The new cooperativism in Venezuela differs from the modern cooperative movement that traces its history back to the small town of Rochdale, England, where 28 flannel weavers saved a few pennies a week for a year until they had enough to open a co-op store in December 1844.
In Venezuela, under a law on cooperatives decreed in 2001 by the government of left-leaning President Hugo Chávez, any group of at least five people can easily register a new cooperative through a quick process that involves few bureaucratic hurdles.
Venezuela's cooperative movement emerged in 1959. Forty years later, when Chávez was elected, there were 870 cooperatives in the areas of credit, transport and other services, although only half were successful to any degree, according to the movement's spokespersons.
More than 1,000 new cooperatives were established in 2001, and more than 2,000 the following year.

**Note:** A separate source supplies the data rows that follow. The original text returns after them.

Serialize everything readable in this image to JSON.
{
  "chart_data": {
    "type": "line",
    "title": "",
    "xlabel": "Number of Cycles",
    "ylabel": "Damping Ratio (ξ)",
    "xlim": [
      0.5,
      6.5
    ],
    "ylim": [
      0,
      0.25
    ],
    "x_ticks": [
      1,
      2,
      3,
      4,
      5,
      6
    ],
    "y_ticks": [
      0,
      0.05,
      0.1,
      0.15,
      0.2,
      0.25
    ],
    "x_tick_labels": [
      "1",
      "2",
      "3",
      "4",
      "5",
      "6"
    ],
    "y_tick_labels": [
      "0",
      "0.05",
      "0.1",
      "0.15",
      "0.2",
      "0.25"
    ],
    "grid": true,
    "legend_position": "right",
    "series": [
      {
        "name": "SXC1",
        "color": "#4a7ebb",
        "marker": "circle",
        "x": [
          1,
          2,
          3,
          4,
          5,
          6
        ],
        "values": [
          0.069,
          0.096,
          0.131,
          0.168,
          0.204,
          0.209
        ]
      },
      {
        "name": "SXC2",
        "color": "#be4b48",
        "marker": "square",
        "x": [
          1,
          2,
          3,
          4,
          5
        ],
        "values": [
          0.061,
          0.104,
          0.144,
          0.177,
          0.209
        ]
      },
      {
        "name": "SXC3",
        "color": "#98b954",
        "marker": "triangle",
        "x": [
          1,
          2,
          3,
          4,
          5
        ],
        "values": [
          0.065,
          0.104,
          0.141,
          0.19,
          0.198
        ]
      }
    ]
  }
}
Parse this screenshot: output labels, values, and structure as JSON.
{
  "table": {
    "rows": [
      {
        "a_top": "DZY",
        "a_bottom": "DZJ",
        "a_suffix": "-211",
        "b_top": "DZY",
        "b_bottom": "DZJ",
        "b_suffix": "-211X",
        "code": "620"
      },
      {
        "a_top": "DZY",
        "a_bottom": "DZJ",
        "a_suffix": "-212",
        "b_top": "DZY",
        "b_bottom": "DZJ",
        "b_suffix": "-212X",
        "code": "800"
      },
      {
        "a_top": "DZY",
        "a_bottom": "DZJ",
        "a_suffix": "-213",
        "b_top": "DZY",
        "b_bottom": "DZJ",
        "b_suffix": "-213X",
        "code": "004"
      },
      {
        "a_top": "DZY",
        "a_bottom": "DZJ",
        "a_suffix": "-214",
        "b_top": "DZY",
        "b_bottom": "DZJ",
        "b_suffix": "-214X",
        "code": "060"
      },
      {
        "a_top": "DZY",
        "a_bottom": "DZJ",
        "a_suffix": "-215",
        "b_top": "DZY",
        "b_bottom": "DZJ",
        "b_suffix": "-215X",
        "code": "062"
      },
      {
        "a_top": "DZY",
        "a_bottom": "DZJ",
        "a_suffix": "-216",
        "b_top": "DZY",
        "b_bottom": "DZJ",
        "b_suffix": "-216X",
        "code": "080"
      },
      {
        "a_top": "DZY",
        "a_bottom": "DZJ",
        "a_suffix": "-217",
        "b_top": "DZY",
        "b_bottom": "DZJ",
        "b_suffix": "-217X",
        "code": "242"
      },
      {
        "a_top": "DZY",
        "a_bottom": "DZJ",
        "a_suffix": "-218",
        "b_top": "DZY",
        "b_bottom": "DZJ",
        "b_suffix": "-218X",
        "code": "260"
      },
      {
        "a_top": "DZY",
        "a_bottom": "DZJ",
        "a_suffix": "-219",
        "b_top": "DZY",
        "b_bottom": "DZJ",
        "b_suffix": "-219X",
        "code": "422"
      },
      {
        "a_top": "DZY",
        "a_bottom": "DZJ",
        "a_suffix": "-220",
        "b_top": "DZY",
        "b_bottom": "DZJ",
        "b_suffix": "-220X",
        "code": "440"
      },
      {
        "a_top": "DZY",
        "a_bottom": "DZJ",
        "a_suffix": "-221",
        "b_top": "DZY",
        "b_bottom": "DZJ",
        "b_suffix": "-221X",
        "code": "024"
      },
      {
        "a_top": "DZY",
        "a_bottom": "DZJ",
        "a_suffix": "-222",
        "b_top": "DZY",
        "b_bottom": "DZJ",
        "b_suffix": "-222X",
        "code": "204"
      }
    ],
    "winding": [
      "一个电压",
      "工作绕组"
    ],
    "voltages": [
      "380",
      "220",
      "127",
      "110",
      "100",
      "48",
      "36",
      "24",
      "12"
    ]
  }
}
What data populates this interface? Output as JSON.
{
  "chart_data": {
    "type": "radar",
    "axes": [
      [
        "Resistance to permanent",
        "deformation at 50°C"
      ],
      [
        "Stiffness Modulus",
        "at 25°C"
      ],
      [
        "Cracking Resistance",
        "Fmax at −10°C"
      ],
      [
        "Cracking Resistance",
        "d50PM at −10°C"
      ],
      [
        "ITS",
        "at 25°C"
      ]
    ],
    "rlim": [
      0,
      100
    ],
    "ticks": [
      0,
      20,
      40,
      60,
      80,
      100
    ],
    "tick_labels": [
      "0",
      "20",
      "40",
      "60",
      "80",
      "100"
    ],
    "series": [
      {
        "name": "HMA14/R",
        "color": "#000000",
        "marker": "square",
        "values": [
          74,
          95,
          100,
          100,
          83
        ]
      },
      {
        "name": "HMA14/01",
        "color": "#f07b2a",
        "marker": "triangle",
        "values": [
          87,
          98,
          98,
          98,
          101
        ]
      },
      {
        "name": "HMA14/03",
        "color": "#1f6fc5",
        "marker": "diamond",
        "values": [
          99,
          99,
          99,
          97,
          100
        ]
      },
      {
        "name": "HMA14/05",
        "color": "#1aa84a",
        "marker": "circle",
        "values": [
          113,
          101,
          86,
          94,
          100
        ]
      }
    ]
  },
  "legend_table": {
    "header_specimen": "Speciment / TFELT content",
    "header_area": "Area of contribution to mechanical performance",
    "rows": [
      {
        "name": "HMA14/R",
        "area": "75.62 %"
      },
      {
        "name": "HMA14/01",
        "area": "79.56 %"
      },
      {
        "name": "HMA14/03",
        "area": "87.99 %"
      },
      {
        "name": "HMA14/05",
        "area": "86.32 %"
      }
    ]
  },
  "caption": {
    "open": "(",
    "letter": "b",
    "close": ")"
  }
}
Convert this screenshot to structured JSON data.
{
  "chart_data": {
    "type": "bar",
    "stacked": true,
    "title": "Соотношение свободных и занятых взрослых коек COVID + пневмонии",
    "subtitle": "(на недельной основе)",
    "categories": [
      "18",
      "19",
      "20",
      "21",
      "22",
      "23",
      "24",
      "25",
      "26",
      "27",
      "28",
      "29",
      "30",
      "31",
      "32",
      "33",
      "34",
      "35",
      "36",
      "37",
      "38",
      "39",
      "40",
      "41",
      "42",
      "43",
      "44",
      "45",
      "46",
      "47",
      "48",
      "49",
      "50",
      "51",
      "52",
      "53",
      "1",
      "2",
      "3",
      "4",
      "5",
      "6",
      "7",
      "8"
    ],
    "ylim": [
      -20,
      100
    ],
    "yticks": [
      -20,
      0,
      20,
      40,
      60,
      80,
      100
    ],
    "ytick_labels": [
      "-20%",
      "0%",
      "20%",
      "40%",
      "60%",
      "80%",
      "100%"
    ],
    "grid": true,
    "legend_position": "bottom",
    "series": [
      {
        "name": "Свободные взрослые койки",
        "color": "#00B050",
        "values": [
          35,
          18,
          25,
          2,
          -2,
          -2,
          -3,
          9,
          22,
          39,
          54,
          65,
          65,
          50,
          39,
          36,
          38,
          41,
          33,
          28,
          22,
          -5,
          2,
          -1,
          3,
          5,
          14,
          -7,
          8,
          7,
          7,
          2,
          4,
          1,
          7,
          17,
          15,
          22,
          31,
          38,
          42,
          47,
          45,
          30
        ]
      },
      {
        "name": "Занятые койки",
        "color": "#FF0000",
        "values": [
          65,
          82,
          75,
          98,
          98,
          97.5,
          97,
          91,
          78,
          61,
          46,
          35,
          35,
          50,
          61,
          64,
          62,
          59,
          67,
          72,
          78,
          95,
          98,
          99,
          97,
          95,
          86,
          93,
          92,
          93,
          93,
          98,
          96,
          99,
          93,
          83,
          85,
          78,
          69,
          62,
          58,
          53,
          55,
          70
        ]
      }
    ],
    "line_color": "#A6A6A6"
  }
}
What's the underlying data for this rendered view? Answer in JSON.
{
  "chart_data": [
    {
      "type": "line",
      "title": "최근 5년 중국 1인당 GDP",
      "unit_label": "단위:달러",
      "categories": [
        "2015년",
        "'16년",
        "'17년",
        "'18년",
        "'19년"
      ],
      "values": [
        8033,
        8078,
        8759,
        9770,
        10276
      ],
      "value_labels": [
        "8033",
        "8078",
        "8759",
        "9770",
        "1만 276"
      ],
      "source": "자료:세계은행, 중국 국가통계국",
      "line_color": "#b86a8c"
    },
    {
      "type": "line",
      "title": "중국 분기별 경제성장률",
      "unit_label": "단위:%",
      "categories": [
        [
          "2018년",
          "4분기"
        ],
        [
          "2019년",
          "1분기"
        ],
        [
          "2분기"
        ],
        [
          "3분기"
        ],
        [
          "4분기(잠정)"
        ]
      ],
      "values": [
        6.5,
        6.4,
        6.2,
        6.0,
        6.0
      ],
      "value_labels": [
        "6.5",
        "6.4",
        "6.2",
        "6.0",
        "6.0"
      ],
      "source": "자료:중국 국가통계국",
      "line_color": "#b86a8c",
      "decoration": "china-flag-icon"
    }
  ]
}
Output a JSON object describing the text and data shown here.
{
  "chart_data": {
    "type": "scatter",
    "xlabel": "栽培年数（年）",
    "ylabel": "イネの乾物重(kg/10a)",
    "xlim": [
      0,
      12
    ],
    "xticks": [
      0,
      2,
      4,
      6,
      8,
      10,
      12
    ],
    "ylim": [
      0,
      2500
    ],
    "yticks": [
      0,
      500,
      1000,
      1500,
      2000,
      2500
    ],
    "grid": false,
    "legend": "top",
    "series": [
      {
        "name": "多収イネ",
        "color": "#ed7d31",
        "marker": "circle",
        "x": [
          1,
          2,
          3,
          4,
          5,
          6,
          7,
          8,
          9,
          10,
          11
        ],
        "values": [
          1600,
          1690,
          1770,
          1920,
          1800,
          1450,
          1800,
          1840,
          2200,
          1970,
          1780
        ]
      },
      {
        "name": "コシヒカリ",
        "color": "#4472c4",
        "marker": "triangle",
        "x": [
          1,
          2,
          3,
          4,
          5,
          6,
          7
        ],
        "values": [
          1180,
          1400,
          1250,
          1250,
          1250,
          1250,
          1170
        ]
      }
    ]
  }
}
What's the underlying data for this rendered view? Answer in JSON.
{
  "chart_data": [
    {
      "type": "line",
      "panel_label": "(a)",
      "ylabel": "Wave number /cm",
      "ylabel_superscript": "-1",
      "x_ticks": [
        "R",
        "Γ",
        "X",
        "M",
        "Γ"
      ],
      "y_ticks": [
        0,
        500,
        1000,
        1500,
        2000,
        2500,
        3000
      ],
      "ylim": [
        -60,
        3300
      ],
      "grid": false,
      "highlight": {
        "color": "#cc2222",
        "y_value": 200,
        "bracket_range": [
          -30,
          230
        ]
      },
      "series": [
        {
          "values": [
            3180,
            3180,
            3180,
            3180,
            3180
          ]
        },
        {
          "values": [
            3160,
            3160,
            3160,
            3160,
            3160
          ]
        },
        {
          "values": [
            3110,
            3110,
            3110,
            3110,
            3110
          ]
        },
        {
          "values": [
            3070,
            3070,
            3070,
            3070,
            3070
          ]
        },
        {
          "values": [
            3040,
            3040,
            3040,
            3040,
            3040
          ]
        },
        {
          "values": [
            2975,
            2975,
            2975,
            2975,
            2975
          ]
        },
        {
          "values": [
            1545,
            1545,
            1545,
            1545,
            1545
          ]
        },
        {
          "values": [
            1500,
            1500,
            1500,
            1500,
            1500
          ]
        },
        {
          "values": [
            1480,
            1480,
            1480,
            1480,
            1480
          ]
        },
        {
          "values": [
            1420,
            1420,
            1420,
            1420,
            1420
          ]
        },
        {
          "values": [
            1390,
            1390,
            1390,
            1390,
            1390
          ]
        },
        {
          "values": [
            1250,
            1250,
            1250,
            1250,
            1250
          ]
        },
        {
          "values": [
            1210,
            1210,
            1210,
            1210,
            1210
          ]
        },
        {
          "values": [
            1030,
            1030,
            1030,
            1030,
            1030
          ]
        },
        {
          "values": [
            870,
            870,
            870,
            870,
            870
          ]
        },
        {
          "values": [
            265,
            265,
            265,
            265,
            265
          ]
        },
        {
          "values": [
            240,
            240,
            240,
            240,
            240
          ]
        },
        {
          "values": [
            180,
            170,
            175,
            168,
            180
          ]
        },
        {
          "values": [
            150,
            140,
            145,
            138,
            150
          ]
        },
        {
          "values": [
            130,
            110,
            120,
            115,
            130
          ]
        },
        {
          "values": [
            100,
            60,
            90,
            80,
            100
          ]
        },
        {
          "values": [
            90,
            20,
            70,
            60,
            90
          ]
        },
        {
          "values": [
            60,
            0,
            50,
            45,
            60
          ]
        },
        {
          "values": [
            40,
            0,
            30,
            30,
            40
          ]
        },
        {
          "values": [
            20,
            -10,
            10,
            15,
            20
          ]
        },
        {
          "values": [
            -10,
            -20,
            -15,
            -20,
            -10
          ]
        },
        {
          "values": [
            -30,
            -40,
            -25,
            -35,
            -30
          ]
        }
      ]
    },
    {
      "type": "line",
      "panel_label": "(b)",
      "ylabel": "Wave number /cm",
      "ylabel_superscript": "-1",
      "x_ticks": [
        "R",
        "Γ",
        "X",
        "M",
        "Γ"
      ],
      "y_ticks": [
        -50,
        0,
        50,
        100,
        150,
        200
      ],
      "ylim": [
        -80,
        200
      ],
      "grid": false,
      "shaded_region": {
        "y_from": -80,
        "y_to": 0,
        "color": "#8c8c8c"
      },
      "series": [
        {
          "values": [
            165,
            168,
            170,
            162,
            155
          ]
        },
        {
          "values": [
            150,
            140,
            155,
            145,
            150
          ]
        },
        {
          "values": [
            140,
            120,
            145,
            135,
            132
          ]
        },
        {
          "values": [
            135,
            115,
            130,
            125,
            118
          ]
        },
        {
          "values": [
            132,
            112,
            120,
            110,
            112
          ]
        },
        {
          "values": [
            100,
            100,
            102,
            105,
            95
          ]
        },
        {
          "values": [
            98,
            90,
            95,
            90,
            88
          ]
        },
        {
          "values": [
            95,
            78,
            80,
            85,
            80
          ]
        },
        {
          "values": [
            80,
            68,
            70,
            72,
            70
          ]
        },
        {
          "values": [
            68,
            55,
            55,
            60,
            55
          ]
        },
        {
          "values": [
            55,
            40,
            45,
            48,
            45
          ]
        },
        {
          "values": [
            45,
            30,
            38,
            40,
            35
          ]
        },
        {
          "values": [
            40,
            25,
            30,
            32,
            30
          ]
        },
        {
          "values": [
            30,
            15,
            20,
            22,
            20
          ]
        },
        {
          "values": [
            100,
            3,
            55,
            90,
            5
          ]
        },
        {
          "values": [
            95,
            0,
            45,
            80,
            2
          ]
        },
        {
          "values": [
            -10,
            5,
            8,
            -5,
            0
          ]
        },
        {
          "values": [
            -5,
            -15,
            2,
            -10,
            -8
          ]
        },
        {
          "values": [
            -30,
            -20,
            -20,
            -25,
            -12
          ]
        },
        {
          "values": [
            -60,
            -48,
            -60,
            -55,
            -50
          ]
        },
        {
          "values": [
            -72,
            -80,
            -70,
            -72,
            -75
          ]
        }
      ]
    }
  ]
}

But since the government approved an enormous increase in funding for cooperatives in 2003, the number has skyrocketed, with 18,000 founded in 2003, 36,000 in 2004, 41,000 in 2005 and more than 20,000 so far this year.
In this country of 26 million, which has an economically active population of 12 million, "we have 132,000 cooperatives, with approximately 1.3 million associates," said Molina.
April set a new monthly record, with the creation of 5,761 cooperatives.
Sixty-two percent of the cooperatives are in the services sector, 32 percent are involved in the production of goods, and the rest are credit or housing associations, or serve a social function (providing funeral services, for example), according to the superintendency.
"It is still early to talk about a third sector of the economy (as opposed to the state and the private sector), because we first need to conduct a census that would indicate what the cooperatives contribute to the country's gross domestic product," said Molina.